Hannah Beckerman is a storyteller — she always has been, as she mentions in her fascinating bio and after years of wanting to write a novel she finally did. The Dead Wife’s Handbook has recently been published. But she knows firsthand that writing a book while being a mum is not as simple as it may seem. She shares with BritMums what it was really like to get her book completed.
When I gave birth to my daughter in October 2012, I had a pretty clear plan in my head for how the next couple of years were going to pan out. I’d sold my debut novel to Penguin a few weeks before she was born and I remember telling everyone how perfect the timing was because I could work from home whilst looking after her full-time.
Yes, you read that right. I thought I was going to edit my first novel, write my second and launch a journalism career while doing full-time childcare. It was all so clear in my head: I imagined she’d sleep a lot for the first few months and then, eventually – somewhere around the one-year mark – she’d learn to play on her own, giving me plenty of opportunity to get some writing done.
There was, to be fair, a good reason for this naivete. I’d read countless articles about super-women who managed to juggle it all effortlessly: setting up brand new business while breastfeeding, writing entire novels while preparing dinner for their six children, answering million-dollar emails on their blackberry while hanging out in the park with their toddler. I just assumed these women were a) telling the truth and b) that I would be no different.
Six months after my daughter was born I still hadn’t opened my laptop. She wasn’t sleeping enough during the day or night for me to even contemplate work and I was generally too bleary-eyed to form a coherent sentence over dinner to my husband, let alone on the page for a book.
Once we’d sorted The Sleeping Issue a few months later, I figured now was the time I could finally crack on: I began frantically tapping away during every possible stolen moment: her daytime naps, the very early hours of the morning and, occasionally, during the evenings. Finally, I was starting to do some actual work.

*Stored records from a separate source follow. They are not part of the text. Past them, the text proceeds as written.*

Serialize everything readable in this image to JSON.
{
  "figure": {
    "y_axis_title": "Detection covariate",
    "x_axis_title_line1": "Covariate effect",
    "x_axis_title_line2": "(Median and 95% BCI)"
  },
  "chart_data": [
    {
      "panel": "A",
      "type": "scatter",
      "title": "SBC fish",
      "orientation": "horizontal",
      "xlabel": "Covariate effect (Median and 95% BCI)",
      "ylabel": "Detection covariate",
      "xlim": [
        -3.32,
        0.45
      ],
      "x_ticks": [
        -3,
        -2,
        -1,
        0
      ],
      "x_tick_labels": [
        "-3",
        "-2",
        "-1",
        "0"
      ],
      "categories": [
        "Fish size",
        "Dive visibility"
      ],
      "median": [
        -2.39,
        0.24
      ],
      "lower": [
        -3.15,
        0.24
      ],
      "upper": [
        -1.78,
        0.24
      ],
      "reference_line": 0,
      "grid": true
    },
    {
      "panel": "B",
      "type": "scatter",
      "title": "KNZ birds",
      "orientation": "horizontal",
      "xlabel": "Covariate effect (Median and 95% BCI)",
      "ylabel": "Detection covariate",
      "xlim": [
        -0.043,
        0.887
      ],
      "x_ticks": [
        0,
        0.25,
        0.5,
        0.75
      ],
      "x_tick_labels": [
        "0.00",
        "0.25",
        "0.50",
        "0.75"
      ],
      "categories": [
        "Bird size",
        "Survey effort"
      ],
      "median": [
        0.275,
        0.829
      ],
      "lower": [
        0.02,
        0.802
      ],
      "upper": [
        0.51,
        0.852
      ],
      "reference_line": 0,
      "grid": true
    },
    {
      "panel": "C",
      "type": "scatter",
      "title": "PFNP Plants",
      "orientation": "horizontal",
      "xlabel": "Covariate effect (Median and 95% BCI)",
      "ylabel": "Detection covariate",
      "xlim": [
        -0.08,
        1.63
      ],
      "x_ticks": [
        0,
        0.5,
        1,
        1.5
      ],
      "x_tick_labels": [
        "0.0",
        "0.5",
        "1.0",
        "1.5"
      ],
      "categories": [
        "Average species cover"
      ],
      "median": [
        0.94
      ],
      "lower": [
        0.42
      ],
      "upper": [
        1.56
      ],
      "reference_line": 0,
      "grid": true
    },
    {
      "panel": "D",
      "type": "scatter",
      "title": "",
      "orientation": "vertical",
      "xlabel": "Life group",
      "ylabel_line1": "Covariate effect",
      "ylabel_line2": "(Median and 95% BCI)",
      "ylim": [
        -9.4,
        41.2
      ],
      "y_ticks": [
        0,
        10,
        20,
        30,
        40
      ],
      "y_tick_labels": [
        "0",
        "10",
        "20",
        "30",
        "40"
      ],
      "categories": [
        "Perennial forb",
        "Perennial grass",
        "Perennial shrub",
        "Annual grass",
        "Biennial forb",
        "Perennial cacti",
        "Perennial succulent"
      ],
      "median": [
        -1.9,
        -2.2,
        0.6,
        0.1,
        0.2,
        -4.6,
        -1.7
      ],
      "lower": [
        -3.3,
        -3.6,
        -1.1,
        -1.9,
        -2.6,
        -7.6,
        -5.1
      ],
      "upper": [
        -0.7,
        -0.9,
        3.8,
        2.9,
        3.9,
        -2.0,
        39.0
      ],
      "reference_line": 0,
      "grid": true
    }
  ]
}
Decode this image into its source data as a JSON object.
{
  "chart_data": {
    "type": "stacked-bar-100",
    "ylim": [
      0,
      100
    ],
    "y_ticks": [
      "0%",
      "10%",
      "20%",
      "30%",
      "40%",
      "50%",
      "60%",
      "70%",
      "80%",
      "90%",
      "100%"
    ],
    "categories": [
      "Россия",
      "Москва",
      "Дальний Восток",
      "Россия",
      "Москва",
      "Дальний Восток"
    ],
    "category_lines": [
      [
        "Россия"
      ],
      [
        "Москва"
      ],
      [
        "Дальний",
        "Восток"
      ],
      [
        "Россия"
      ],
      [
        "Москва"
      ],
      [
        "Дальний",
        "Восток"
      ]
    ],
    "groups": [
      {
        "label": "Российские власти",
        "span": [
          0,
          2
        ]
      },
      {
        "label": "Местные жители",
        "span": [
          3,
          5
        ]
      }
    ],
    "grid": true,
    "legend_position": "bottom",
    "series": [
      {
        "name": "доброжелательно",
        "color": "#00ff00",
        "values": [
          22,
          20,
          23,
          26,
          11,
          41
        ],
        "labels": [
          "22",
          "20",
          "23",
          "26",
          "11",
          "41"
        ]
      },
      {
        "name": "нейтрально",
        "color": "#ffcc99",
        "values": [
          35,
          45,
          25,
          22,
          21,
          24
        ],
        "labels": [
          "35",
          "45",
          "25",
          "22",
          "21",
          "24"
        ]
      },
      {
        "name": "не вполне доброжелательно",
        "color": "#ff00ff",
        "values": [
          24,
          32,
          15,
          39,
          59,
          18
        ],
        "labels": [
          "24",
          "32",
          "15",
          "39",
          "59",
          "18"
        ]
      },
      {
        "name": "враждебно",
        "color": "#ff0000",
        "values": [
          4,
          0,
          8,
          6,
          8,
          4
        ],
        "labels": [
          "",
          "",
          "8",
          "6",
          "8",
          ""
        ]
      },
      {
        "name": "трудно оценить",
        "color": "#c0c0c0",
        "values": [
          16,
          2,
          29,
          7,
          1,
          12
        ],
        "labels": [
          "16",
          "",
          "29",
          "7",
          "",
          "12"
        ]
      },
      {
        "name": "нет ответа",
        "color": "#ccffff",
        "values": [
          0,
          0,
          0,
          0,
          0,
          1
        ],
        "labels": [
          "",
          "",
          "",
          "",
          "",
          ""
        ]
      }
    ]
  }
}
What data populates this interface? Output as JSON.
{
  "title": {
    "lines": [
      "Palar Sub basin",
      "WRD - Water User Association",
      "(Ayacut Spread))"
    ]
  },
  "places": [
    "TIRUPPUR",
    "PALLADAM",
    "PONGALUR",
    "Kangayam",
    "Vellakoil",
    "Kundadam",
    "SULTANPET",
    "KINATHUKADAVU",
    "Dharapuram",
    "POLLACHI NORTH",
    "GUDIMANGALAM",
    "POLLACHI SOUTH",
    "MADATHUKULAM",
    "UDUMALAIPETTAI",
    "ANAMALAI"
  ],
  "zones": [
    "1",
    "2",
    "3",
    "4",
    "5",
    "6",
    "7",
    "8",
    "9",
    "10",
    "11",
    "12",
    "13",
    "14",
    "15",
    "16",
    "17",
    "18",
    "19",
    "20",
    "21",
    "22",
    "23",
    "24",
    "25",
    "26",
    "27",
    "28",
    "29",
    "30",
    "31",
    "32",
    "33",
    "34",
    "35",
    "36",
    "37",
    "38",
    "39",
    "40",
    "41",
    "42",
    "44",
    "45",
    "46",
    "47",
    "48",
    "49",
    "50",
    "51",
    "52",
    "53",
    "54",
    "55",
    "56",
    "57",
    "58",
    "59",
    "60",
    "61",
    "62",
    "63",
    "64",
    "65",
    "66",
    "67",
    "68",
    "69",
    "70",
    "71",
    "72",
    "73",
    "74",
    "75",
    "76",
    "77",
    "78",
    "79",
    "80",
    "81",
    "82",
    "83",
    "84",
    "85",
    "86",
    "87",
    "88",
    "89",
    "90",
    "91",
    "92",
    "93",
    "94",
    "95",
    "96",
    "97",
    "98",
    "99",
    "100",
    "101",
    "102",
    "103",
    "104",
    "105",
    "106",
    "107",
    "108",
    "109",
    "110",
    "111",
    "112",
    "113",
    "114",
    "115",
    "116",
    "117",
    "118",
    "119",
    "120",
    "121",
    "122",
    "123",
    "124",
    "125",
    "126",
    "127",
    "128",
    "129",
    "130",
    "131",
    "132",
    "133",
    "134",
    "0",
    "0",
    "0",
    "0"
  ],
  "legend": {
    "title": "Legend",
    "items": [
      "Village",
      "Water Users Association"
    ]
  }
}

But, of course, being a writer doesn’t just only involve sitting at a desk on your own. Sometimes you need to take a grown up phone call or turn up to a grown up meeting or go out for a grown-up lunch. And when you’re a working-from-home, full-time mum those grown up things invariably involve taking a little person with you.
In the sixteen months since my daughter was born I’ve taken her to meetings at my publishers where I’ve ended up giving her piggy backs around conference rooms while immersed in conversations about PR strategies. I’ve schlepped her along to work lunches where she’s screamed in a high chair and demanded to be allowed to romp around a restaurant if all hell isn’t going to break loose. I’ve taken work calls while playing toy xylophones and occasionally interrupting the person on the other end to sing a verse of ‘Wind the Bobbin Up’. And I’ve typed this blog post with her sitting on my lap, pointing at cats in the garden.
Perhaps there really are some superwomen out there who manage to Do It All without breaking into a sweat. But if, like me, you’re trying to do a little bit of everything as best you can and sometimes end up feeling like you’d end up doing it all so much better if you were just allowed to sleep uninterrupted for a week, know that you’re not alone.
And remember that there is an upside to being a working-from-home mum, however frazzled you might sometimes feel: not only do you keep a foot just far enough inside the professional door, you get to hang out with your little one every single day. And I reckon that’s got to be worth any number of piggy backs, even those around conference rooms in front of your slightly bemused colleagues.